Whistle-blowing is the moral response to immoral activity by those in power. What’s important here are government programs and methods, not data about individuals. I understand I am asking for people to engage in illegal and dangerous behavior. Do it carefully and do it safely, but — and I am talking directly to you, person working on one of these secret and probably illegal programs — do it.

High officers and rhetoricians convene safe at base to wargame, destined by history, to praise and send youngsters into harm’s way to protect high privilege, then crow about leadership, sacrifice, pretending remorse, gloating in amply-pensioned retirement.

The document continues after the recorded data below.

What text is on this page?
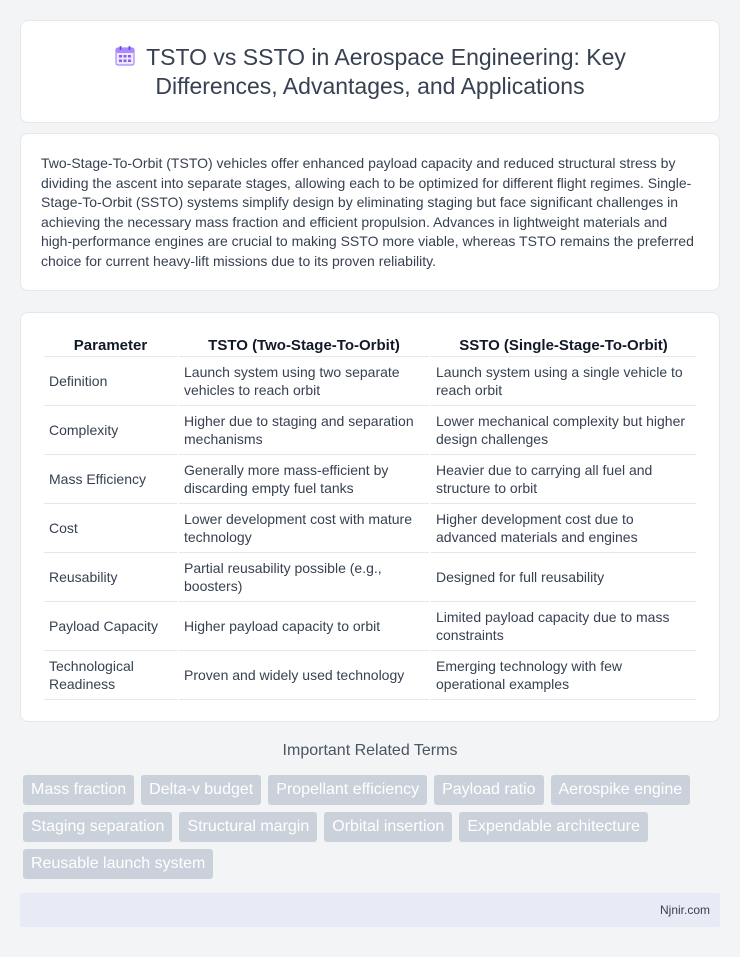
TSTO vs SSTO in Aerospace Engineering: Key Differences, Advantages, and Applications

Two-Stage-To-Orbit (TSTO) vehicles offer enhanced payload capacity and reduced structural stress by dividing the ascent into separate stages, allowing each to be optimized for different flight regimes. Single-Stage-To-Orbit (SSTO) systems simplify design by eliminating staging but face significant challenges in achieving the necessary mass fraction and efficient propulsion. Advances in lightweight materials and high-performance engines are crucial to making SSTO more viable, whereas TSTO remains the preferred choice for current heavy-lift missions due to its proven reliability.

Parameter	TSTO (Two-Stage-To-Orbit)	SSTO (Single-Stage-To-Orbit)
Definition	Launch system using two separate vehicles to reach orbit	Launch system using a single vehicle to reach orbit
Complexity	Higher due to staging and separation mechanisms	Lower mechanical complexity but higher design challenges
Mass Efficiency	Generally more mass-efficient by discarding empty fuel tanks	Heavier due to carrying all fuel and structure to orbit
Cost	Lower development cost with mature technology	Higher development cost due to advanced materials and engines
Reusability	Partial reusability possible (e.g., boosters)	Designed for full reusability
Payload Capacity	Higher payload capacity to orbit	Limited payload capacity due to mass constraints
Technological Readiness	Proven and widely used technology	Emerging technology with few operational examples
Important Related Terms
Mass fraction	Delta-v budget	Propellant efficiency	Payload ratio	Aerospike engine
Staging separation	Structural margin	Orbital insertion	Expendable architecture
Reusable launch system
Njnir.com
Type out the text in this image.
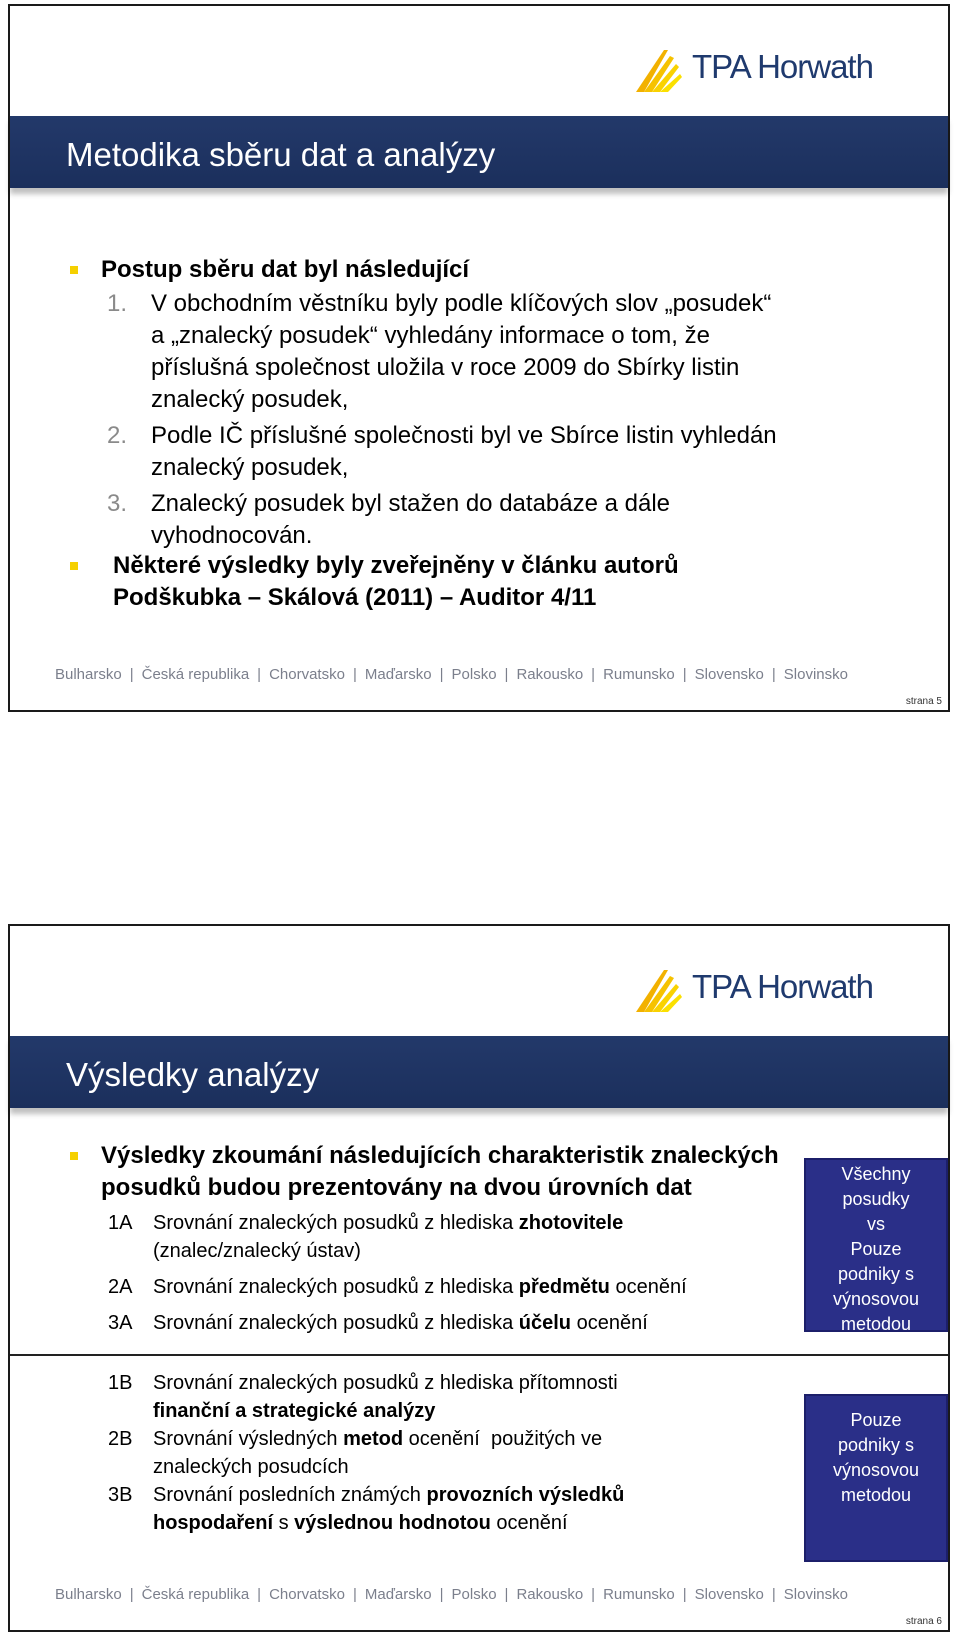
TPA Horwath
Metodika sběru dat a analýzy
Postup sběru dat byl následující
1. V obchodním věstníku byly podle klíčových slov „posudek“
a „znalecký posudek“ vyhledány informace o tom, že
příslušná společnost uložila v roce 2009 do Sbírky listin
znalecký posudek,
2. Podle IČ příslušné společnosti byl ve Sbírce listin vyhledán
znalecký posudek,
3. Znalecký posudek byl stažen do databáze a dále
vyhodnocován.
Některé výsledky byly zveřejněny v článku autorů
Podškubka – Skálová (2011) – Auditor 4/11
Bulharsko | Česká republika | Chorvatsko | Maďarsko | Polsko | Rakousko | Rumunsko | Slovensko | Slovinsko
strana 5
TPA Horwath
Výsledky analýzy
Výsledky zkoumání následujících charakteristik znaleckých
posudků budou prezentovány na dvou úrovních dat
1A Srovnání znaleckých posudků z hlediska zhotovitele
(znalec/znalecký ústav)
2A Srovnání znaleckých posudků z hlediska předmětu ocenění
3A Srovnání znaleckých posudků z hlediska účelu ocenění
1B Srovnání znaleckých posudků z hlediska přítomnosti
finanční a strategické analýzy
2B Srovnání výsledných metod ocenění  použitých ve
znaleckých posudcích
3B Srovnání posledních známých provozních výsledků
hospodaření s výslednou hodnotou ocenění
Všechny
posudky
vs
Pouze
podniky s
výnosovou
metodou
Pouze
podniky s
výnosovou
metodou
Bulharsko | Česká republika | Chorvatsko | Maďarsko | Polsko | Rakousko | Rumunsko | Slovensko | Slovinsko
strana 6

Bear in mind, fodder for their ambitions is how they see you imprisoned for disobedience, emblazoned in by-lined headlines, warehoused in vet hospitals, or best, flag-draped in coffins disappearing into vote-rigged databanks.

http://www.wect.com/story/22544509/snowdens-cautious-approach-to-post-reporter

To effect his plan, Snowden asked for a guarantee that The Washington Post would publish – within 72 hours – the full text of a PowerPoint presentation describing PRISM, a top-secret surveillance program that gathered intelligence from Microsoft, Facebook, Google and other Silicon Valley companies. He also asked that The Post publish online a cryptographic key that he could use to prove to a foreign embassy that he was the document’s source.

Gellman told him the Post would not make any guarantee about what the Post published or when. The Post broke the story two weeks later, on Thursday. The Post sought the views of government officials about the potential harm to national security prior to publication and decided to reproduce only four of the 41 slides, Gellman wrote in his story about their communications.